Варяг II (СИ). Страница 36
Это была картина такой первобытной, такой дикой и безысходной доблести, что многие воины невольно осенили себя знаками Молота Тора, шепча имена богов и прося защиты от столь жуткого зрелища.
Сигурд, на мгновение опешив от этого леденящего душу вида, пришел в ярость от подсознательного страха.
— Убить его! — проревел он, срываясь на крик. — Что вы уставились, как овцы — на волка? УБИТЬ ЕГО!
Несколько хускарлов нехотя обнажили мечи и перешли в галоп. Их кони, почуяв смерть, фыркали и неслись вперед, взрывая копытами землю. Но когда они вплотную подскакали к неподвижной фигуре, то замерли в полном недоумении.
Один из них, самый молодой, с бледным как полотно лицом, обернулся к Сигурду, и его голос задрожал:
— Ярл… Он… он уже мертв! Он… он стоит мертвый!
Сигурд, не веря своим ушам, грубо пришпорил коня и подъехал вплотную. Теперь он видел все. Длинное, тяжелое копье было уперто одним концом в землю, а другим — ему под лопатку. Хакон сам на него напоролся, чтобы его тело, даже после смерти, оставалось стоять. Чтобы и мертвым, как несокрушимая скала, он мог встречать любого врага.
— Клянусь… — прошептал кто-то из старых воинов. — Такой воин… Такой воин достоин погребального костра и песен скальдов до скончания веков…
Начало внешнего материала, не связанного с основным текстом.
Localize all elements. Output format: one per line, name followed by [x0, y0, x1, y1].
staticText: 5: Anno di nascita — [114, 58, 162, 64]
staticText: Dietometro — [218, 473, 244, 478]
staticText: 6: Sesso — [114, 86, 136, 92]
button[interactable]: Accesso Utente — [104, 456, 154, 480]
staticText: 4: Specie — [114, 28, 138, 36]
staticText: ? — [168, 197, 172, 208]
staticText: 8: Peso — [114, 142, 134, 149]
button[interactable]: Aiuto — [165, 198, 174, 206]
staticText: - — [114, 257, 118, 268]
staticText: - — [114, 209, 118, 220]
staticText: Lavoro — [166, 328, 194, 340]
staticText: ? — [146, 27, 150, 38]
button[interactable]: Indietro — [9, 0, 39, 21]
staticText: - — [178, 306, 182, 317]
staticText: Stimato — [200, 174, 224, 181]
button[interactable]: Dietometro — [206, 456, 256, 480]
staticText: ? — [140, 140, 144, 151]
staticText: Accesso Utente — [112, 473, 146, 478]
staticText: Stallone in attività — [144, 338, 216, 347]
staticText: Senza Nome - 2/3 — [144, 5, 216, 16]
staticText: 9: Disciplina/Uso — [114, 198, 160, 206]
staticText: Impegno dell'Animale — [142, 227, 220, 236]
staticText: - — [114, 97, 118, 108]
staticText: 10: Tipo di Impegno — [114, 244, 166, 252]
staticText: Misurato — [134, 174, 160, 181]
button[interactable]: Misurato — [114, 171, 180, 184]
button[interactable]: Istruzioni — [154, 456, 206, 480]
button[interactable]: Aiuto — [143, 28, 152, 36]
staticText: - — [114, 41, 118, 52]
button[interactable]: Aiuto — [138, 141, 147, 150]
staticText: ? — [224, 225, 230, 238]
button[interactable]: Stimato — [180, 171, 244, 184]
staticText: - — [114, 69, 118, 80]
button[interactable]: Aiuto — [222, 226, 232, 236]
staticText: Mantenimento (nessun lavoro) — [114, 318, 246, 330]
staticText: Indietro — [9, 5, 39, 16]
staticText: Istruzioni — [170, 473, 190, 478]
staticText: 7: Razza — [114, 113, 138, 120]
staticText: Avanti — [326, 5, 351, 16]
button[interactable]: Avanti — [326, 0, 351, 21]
Сигурд с ненавистью оглядел стоящий перед ним труп, словно тот все еще бросал ему безмолвный, презрительный вызов.
— Сжечь! — прохрипел он, с силой выплевывая слова. — Предать огню все! Каждую щепку! Каждое зернышко в амбаре! Чтобы и памяти не осталось!
— А… а с ним что делать? — хускарл кивнул на неподвижного Хакона.
Сигурд скользнул взглядом по дому Рюрика, по крепким стенам, по прочным фасадам мельницы и кузницы. По всему, что было построено чуждым знанием и упрямым трудом человека из другого времени.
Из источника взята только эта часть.